Thursday, December 17, 2009

Vrabel’s leadership plays well in K.C.

(PHOTO-John Sleezer/Kansas City Star Mike Vrabel (50) and the rest of the Chiefs defense didn't have much success in slowing Correll Buckhalter and Denver in a 44-13 loss on Dec. 9. But Vrabel means more to Kansas City than just his on-field performance, says Bill Livingston.)

By Bill Livingston

December 17, 2009

CLEVELAND, Ohio -- A basketball player once told me Red Auerbach built the Boston Celtics to last, "like the Roman Empire."

The player was M.L. Carr, who later became Boston's general manager in the 1990s, about the time the Visigoths overran the empire.

The Celtics got old together back then. Management forgot about replenishing the team with youth and speed, sentimentally letting veterans play out the string together. After that, they had no one to remember the specs of the blueprint for victory.

In the old days, the Romans used career soldiers called centurions to indoctrinate the men in the ranks. Among the new centurions in the NFL is Mike Vrabel, of Walsh Jesuit, Ohio State and the Browns' opponent this Sunday, the Kansas City Chiefs.

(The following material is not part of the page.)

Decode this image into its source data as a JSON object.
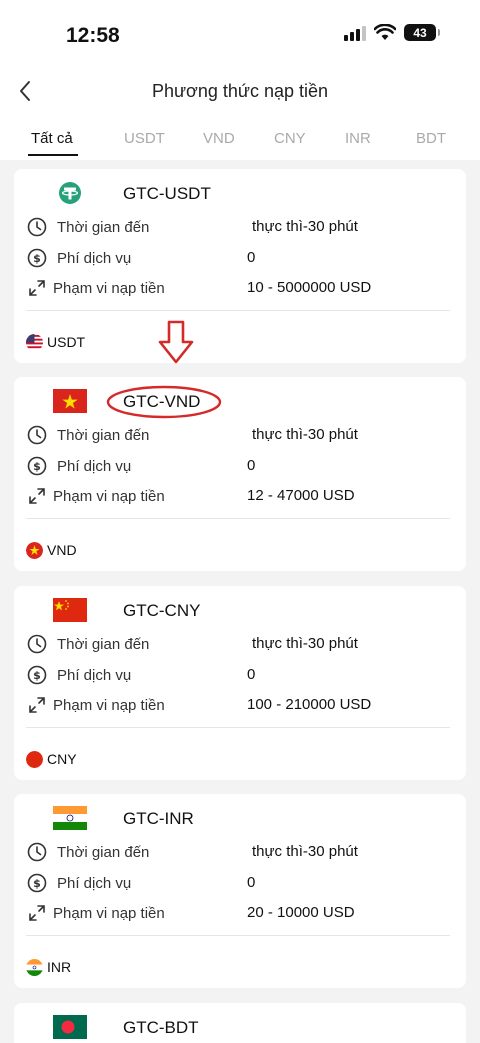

Before New England's coaching staff made Vrabel a central element of three Super Bowl champions, he was a spare part in Pittsburgh. After New England, he and Matt Cassel, who baby-sat the quarterback position when Tom Brady was hurt last season, were traded to Kansas City for a second-round draft pick.

Cassel is the player of the future; Vrabel is the veteran exemplar.

“You have to lead by example. You have to let the games and the practices come to you.”The Browns have tried to do this in the past, but ex-Pat Willie McGinest, a Romeo Crennel favorite, often played as if he was 45 years old. Jeff Garcia, Butch Davis' solution to the quarterback problem, tried to tell everyone how he did it in San Francisco.

"You can't come in yelling and talking 'When I was here, we did this,'" said Vrabel. "You have to lead by example. You have to let the games and the practices come to you."

Vrabel didn't come into the NFL as a golden child. He was a third-rounder, the 91st pick overall. He started as a special teams crazy. Although he had to switch positions from down lineman at Ohio State to linebacker, he made himself into a Pro Bowl player.

"He's a special guy," said Browns coach Eric Mangini, who coached Vrabel in New England. "You can't coach his toughness. You can't coach his instincts.
[He is] a guy that wasn't highly drafted, worked his way up. Really, we had brought him in initially as a special teams player and he established himself as a really good defensive player.

"Even talking to [Jason] Trusnik when he was a young guy first starting out, I talked to him about emulating a guy like Mike Vrabel whose work ethic, every day in practice [he] worked. He knew the defense, not just his assignment, knew the defense, could draw up the defense, could coach the defense."

In practice, Vrabel would want to play safety. "He'd disguise stuff," said Mangini. "He used to frustrate Tom [Brady] to no end. He'd get Tom all fired up."

In Kansas City, Vrabel and his three Super Bowl rings would only work if he could still play. He certainly had the pedigree. He was one of the best defensive linemen of the last 25 years at Ohio State and held the season sack record until one-year wonder Vernon Gholston broke it. He still leads the Buckeyes in career sacks.

In the NFL, besides playing linebacker, he has caught nine touchdown passes over the years in the goal-line offense, plus two in Super Bowls. "He's one of our best defensive players, if not the best defensive player," said Chiefs coach Todd Haley.

Although Richard Seymour, another exiled Patriot, criticized mastermind Bill Belichick for getting rid of too much talent as they rebuilt, Vrabel wouldn't pile on.

"There's a lot of emotion when you get a phone call in late February or early March [saying you're traded]," Vrabel said. "When the dust settled, it was a good fit for everybody."

Mangini sees Vrabel -- who lives in Columbus, works out with the current Buckeyes in the off-season, and says he's "as big a homer" about their Rose Bowl chances as anybody -- as a future major college coach.

"He's already coaching," said Haley.

The Chiefs are only 3-10. Then again, Rome wasn't built in a day.